CCA lei de Anistia foi feita durante a ditadura. Para muitos, ela não serve ao País que se seguiu a ela.
VK – Claro. Uma das avaliações políticas que fazem Fabio Konder Comparato e outros juristas é que, na verdade, não existe um problema com a lei em si, mas com a interpretação que se faz dela. Mesmo com este texto, o Poder Judiciário poderia interpretar a norma de não isentar de responsabilidade as pessoas que cometeram graves violações de direitos humanos ou crimes contra a humanidade. Este é um aspecto. O que saiu de importante no caso Araguaia foi a Comissão da Verdade, que os familiares haviam pedido na demanda à Corte, e o governo ofereceu, como uma resposta parcial. Há uma expectativa grande dos familiares de que se reescreva a história. Tem que se elaborar um plano para este caso em particular que integre os familiares, que não revitimize, que a maneira de entregar os corpos também seja respeitosa. Tivemos muitos problemas com isso.
CCQue tipo de problemas?
VK – Algumas vezes se demora muito, os restos estão em uma caixa em um espaço judicial, e depois não se sabe onde estão... Agora, num dos casos em que se fez uma nova autópsia sobre um dos executados, no processo de devolver os ossos a família se sentiu maltratada. É muito impactante ver uma exumação, algo meio místico, ver os ossos... É impressionante. Para os legistas são ossos, mas para os familiares é um pedacinho amado de alguém que já não está.

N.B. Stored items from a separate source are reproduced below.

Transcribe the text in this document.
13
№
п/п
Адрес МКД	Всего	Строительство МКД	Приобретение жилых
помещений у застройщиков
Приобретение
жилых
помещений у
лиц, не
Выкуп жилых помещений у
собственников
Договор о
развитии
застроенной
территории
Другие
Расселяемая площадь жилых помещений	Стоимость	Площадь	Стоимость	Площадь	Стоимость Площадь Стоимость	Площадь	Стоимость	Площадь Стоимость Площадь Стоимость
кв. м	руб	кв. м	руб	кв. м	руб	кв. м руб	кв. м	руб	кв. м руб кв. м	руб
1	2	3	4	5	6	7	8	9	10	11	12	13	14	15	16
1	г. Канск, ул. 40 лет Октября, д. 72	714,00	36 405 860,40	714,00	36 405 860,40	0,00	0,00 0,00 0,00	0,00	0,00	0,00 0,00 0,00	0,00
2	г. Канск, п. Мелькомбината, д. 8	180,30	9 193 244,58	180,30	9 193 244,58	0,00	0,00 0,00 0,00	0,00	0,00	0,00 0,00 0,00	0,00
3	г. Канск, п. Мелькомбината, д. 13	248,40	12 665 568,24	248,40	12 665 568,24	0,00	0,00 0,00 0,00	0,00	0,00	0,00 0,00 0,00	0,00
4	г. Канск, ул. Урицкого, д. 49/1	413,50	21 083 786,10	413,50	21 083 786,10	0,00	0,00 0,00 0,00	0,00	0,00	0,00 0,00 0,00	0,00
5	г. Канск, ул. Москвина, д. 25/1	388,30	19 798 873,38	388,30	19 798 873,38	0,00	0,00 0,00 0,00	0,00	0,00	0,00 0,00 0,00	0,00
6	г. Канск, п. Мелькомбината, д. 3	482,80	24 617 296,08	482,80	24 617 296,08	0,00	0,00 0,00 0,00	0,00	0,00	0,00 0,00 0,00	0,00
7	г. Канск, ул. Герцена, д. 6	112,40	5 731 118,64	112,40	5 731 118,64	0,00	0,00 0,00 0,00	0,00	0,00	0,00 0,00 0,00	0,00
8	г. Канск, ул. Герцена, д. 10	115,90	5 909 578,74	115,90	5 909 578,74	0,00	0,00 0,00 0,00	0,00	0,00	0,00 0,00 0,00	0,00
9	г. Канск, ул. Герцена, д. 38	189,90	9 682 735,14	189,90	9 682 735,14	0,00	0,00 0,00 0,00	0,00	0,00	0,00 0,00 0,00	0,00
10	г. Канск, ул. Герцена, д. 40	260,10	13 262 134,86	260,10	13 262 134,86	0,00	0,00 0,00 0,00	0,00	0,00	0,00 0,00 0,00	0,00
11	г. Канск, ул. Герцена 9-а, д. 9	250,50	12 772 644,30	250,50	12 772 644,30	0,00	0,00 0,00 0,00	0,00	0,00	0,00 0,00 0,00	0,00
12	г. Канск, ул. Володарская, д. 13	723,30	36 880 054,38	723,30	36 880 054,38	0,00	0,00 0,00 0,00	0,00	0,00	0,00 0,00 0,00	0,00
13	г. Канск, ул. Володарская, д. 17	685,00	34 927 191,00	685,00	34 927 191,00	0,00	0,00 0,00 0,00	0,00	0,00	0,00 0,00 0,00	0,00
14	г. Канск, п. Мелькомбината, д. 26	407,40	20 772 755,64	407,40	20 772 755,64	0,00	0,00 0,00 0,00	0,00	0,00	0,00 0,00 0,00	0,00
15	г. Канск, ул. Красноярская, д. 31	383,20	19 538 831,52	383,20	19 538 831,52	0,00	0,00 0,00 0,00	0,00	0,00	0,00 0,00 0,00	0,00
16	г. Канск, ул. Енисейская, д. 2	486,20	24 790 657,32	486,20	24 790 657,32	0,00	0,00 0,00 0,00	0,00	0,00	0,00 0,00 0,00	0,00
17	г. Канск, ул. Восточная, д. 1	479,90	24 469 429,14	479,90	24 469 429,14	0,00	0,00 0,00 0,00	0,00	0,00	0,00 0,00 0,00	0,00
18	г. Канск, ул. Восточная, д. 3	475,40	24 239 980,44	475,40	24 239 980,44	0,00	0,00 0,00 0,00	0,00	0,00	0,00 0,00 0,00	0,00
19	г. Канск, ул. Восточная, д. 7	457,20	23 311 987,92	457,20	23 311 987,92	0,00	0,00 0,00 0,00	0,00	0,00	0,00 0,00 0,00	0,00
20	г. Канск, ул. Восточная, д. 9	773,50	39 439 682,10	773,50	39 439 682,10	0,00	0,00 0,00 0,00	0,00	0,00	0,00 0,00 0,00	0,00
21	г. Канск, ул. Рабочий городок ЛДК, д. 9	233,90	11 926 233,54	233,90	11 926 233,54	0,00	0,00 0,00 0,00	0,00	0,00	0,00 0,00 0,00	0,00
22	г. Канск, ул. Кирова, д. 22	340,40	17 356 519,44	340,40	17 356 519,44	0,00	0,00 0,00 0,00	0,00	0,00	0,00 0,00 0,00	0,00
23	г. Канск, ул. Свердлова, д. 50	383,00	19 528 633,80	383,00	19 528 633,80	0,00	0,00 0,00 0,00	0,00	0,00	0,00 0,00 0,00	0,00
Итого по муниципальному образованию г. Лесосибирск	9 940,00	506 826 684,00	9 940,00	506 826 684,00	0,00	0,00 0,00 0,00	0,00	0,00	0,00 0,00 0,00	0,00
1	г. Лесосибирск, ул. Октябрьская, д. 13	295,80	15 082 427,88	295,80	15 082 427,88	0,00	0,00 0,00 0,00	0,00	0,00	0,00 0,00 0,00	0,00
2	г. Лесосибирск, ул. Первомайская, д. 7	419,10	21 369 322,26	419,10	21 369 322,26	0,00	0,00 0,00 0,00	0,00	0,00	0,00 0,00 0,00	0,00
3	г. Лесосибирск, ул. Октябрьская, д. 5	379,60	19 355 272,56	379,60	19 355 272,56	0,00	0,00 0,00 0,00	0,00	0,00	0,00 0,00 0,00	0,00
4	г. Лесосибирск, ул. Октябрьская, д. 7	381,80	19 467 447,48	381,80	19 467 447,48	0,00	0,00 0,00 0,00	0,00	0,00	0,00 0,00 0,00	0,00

CCMesmo com a decisão de 2010 do STF você acredita ser possível alguma punição?
VK – Sim, porque depois disso teve a sentença da Corte Interamericana. O que nós entendemos é que o Supremo terá de rever a decisão sobre a lei de Anistia porque tem uma obrigação internacional de pelo menos revisá-la. E tem a obrigação de cumprir a sentença da Corte Interamericana.
CCHá um projeto que foi aprovado no Senado que tipifica o crime de desaparecimento forçado. Isso poderia ajudar? O problema é que o Congresso brasileiro é famoso por ser lento...

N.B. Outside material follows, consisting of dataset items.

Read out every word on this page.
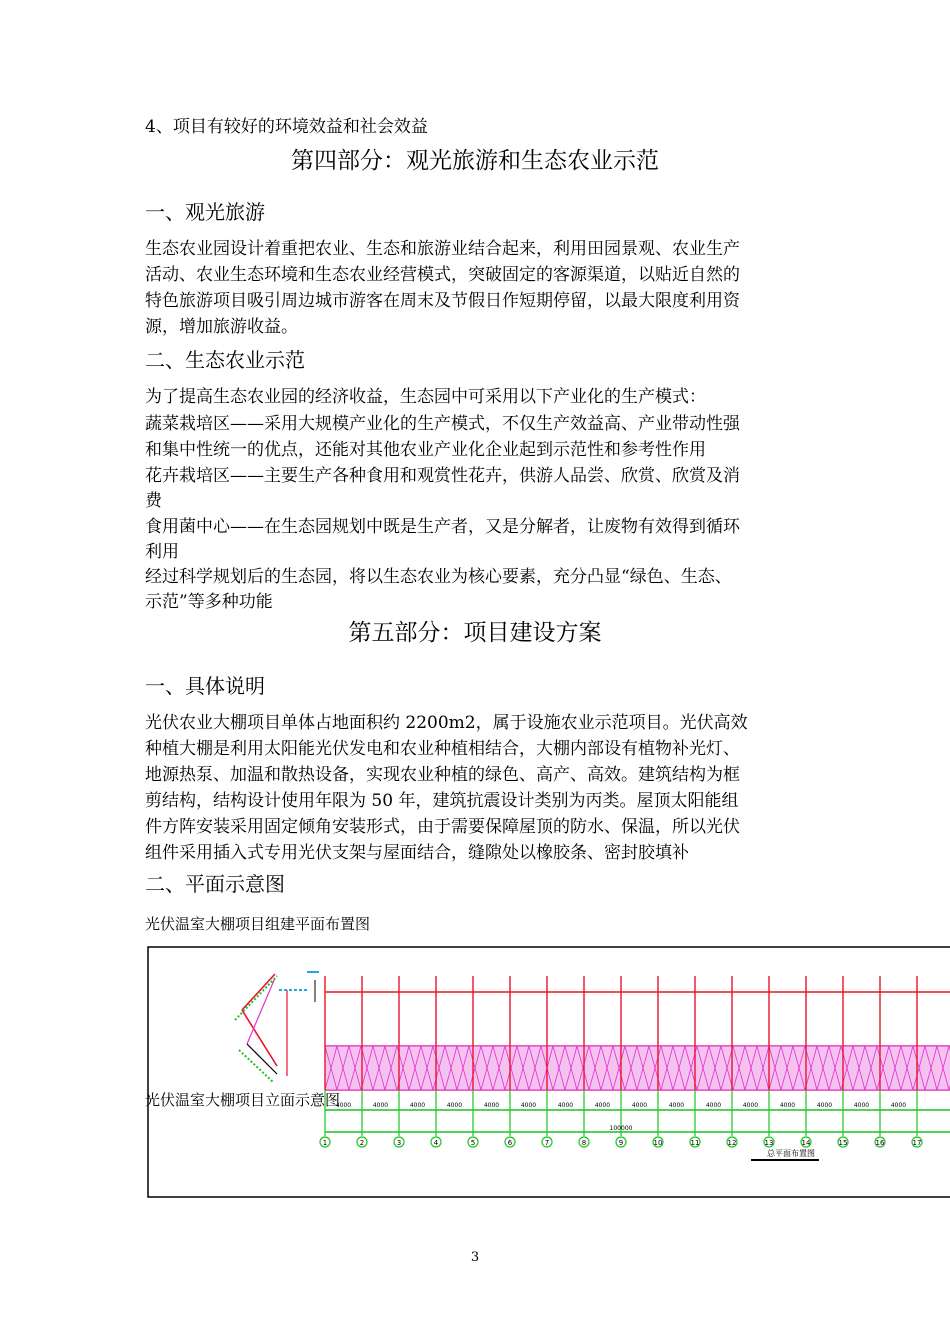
4、项目有较好的环境效益和社会效益
第四部分：观光旅游和生态农业示范
一、观光旅游
生态农业园设计着重把农业、生态和旅游业结合起来，利用田园景观、农业生产
活动、农业生态环境和生态农业经营模式，突破固定的客源渠道，以贴近自然的
特色旅游项目吸引周边城市游客在周末及节假日作短期停留，以最大限度利用资
源，增加旅游收益。
二、生态农业示范
为了提高生态农业园的经济收益，生态园中可采用以下产业化的生产模式：
蔬菜栽培区——采用大规模产业化的生产模式，不仅生产效益高、产业带动性强
和集中性统一的优点，还能对其他农业产业化企业起到示范性和参考性作用
花卉栽培区——主要生产各种食用和观赏性花卉，供游人品尝、欣赏、欣赏及消
费
食用菌中心——在生态园规划中既是生产者，又是分解者，让废物有效得到循环
利用
经过科学规划后的生态园，将以生态农业为核心要素，充分凸显“绿色、生态、
示范”等多种功能
第五部分：项目建设方案
一、具体说明
光伏农业大棚项目单体占地面积约 2200m2，属于设施农业示范项目。光伏高效
种植大棚是利用太阳能光伏发电和农业种植相结合，大棚内部设有植物补光灯、
地源热泵、加温和散热设备，实现农业种植的绿色、高产、高效。建筑结构为框
剪结构，结构设计使用年限为 50 年，建筑抗震设计类别为丙类。屋顶太阳能组
件方阵安装采用固定倾角安装形式，由于需要保障屋顶的防水、保温，所以光伏
组件采用插入式专用光伏支架与屋面结合，缝隙处以橡胶条、密封胶填补
二、平面示意图
光伏温室大棚项目组建平面布置图
1	2	3	4	5	6	7	8	9	10	11	12	13	14	15	16	17
4000	4000	4000	4000	4000	4000	4000	4000	4000	4000	4000	4000	4000	4000	4000	4000
100000
总平面布置图
光伏温室大棚项目立面示意图
3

VK – Acho que uma das coisas que o Executivo poderia fazer neste momento é impulsionar esse projeto, isso está dentro de sua alçada. Poderia demonstrar que tem vontade política de avançar no tema.

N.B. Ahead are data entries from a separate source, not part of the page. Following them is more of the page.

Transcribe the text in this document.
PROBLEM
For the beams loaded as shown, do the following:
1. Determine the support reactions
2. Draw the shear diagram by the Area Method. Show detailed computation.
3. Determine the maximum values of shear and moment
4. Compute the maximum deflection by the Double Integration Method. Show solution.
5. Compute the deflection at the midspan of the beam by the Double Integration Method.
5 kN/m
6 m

CCEssa lei valeria também para os casos atuais envolvendo a polícia, como o de Amarildo?
VK – Claro. Permitiria que crimes que se poderiam ser considerados prescritos sejam investigados ainda que passe muito tempo. Como o crime de desaparecimento forçado é um crime contínuo, se tem este tipo penal em vez de sequestro, é possível punir não só as pessoas que foram responsáveis como as que encobriram. Isto vale tanto para o caso de Amarildo como para os desaparecidos na ditadura militar.